Прав маэсе Педро, которому я, совершенно вопреки собственному желанию, служу верную службу: нечего мне заниматься выкрутасами, а надо делать то, что велит Дон Кихот, лучше ничего не придумаешь, – ровненько тянуть мою литанию и не заниматься контрапунктом, а то «где тонко, там и рвется»; стало быть, Дон Кихот требует, чтобы я не заносился и тянул нить моего эпилога по прямой линии, не делая зигзагов и пересечений, ведь «для того чтобы вывести истину на свет божий, существует множество следствий и расследствий». Так я и поступлю, если только Дон Кихоту не вздумается сделать вылазку в помощь Аполодоро и он не обрушит град ударов на мою марионеточную педагогику: кого свалит, кого обезглавит, покалечит мне дона Фульхенсио, изрубит Менагути и среди прочих ударов нанесет такой, что если маэсе Педро, который исподволь, к моему вящему неудовольствию, командует в моем балагане, если маэсе Педро не присядет на корточки, не съежится и не притаится, меч Дон Кихота запросто отхватит ему голову, как если бы она была из марципана, – впрочем, надо сказать, он того и заслуживает. И тогда напрасно будет маэсе Педро кричать Дон Кихоту, чтобы тот остановился, что перед ним фигурки из бумаги, что он портит и уничтожает мое имущество, – Дон Кихот будет продолжать сыпать удары налево и направо, с размаху и наотмашь ибо, если вообще бывают серьезные люди, Дон Кихот – один из них, он шутки понимает всерьез, а потому не может и серьезные вещи обращать в шутку. Он и представления не имеет о том, что такое смеяться всем нутром, хотя сам насмешил всех на свете.
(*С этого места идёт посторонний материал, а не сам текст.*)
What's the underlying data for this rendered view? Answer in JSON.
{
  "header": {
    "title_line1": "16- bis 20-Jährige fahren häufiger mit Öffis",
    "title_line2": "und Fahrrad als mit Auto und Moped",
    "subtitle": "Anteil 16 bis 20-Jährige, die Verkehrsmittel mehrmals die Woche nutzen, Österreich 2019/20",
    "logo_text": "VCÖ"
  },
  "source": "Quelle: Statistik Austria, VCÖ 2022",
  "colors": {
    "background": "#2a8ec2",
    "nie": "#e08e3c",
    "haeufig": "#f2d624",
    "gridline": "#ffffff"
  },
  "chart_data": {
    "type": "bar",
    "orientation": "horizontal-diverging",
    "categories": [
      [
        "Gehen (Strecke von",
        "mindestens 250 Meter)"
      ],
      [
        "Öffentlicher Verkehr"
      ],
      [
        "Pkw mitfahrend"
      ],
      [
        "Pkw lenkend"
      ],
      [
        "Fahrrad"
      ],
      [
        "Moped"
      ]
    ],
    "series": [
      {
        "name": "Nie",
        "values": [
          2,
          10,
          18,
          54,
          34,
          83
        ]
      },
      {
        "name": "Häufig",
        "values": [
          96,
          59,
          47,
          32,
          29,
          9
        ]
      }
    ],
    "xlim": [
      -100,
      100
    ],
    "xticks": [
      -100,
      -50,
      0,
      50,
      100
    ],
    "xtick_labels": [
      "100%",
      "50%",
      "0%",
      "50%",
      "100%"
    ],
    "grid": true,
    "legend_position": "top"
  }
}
Таков уж жалкий удел человеческий: либо смеяться, либо смешить, и никому не дано и то, и другое сразу, так чтобы человек смеялся над тем, что смешно, и смешил других тем, над чем не грех и посмеяться; тезис этот я слышал, сидя в кресле возле simia sapiens, от моего дона Фульхенсио.
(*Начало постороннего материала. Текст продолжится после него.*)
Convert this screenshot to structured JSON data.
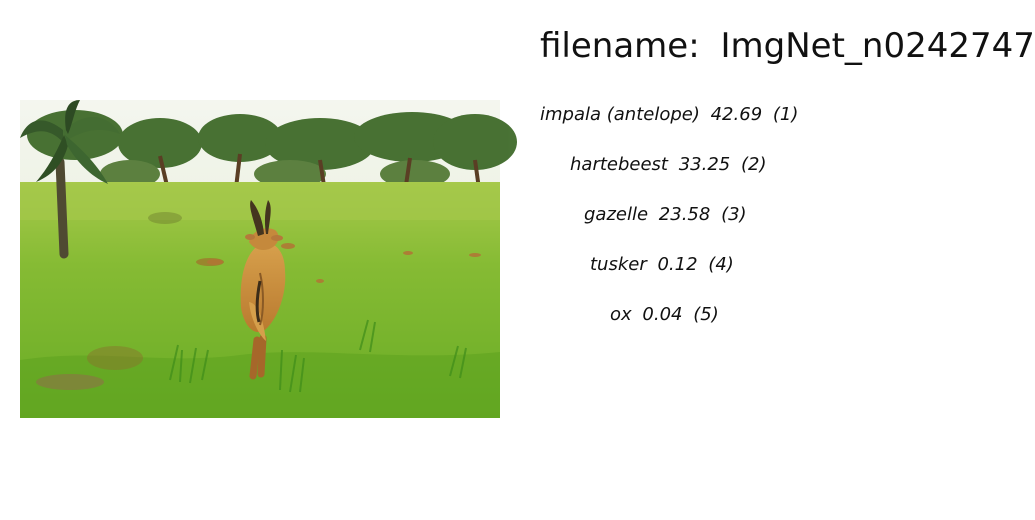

Кстати, Дон Кихот, пожалуй, само олицетворение смеха. Разве не бился он не на жизнь, а на смерть против трезвой логики, которая требует, чтобы реально существующие мельницы и были мельницами, а не тем, во что их хочет превратить наша фантазия? И логика вернулась к Дон Кихоту не раньше, чем смерть стала у его изголовья и занесла над ним свою костлявую руку. Раб Алонсо Кихана, по прозванию Добрый, восстал, и Логика призвала его в свой укромный покой, открыла ему тайны свои и наградила ласками, потому что разве мы не видим Логику, причем Логику нагую, покорную и сдавшуюся, а не наряженную, властную и недоступную, во всех приключениях нашего бессмертного хитроумного идальго? Как-то не очень давно я бросил клич: «Смерть Дон Кихоту!»,[49] и на призыв этот были кое-какие отклики, и я тогда пояснил, что хотел сказать: «Да здравствует Алонсо Добрый!» – иначе говоря, я кричал: «Смерть; мятежнику!», имея в виду: «Да здравствует раб!» Но теперь я раскаиваюсь в этом и заявляю, что прежде я а Дон Кихота не понимал как следует, и не учитывал, что, когда умрет Дон Кихот, колокола будут звонить по Алонсо Добром.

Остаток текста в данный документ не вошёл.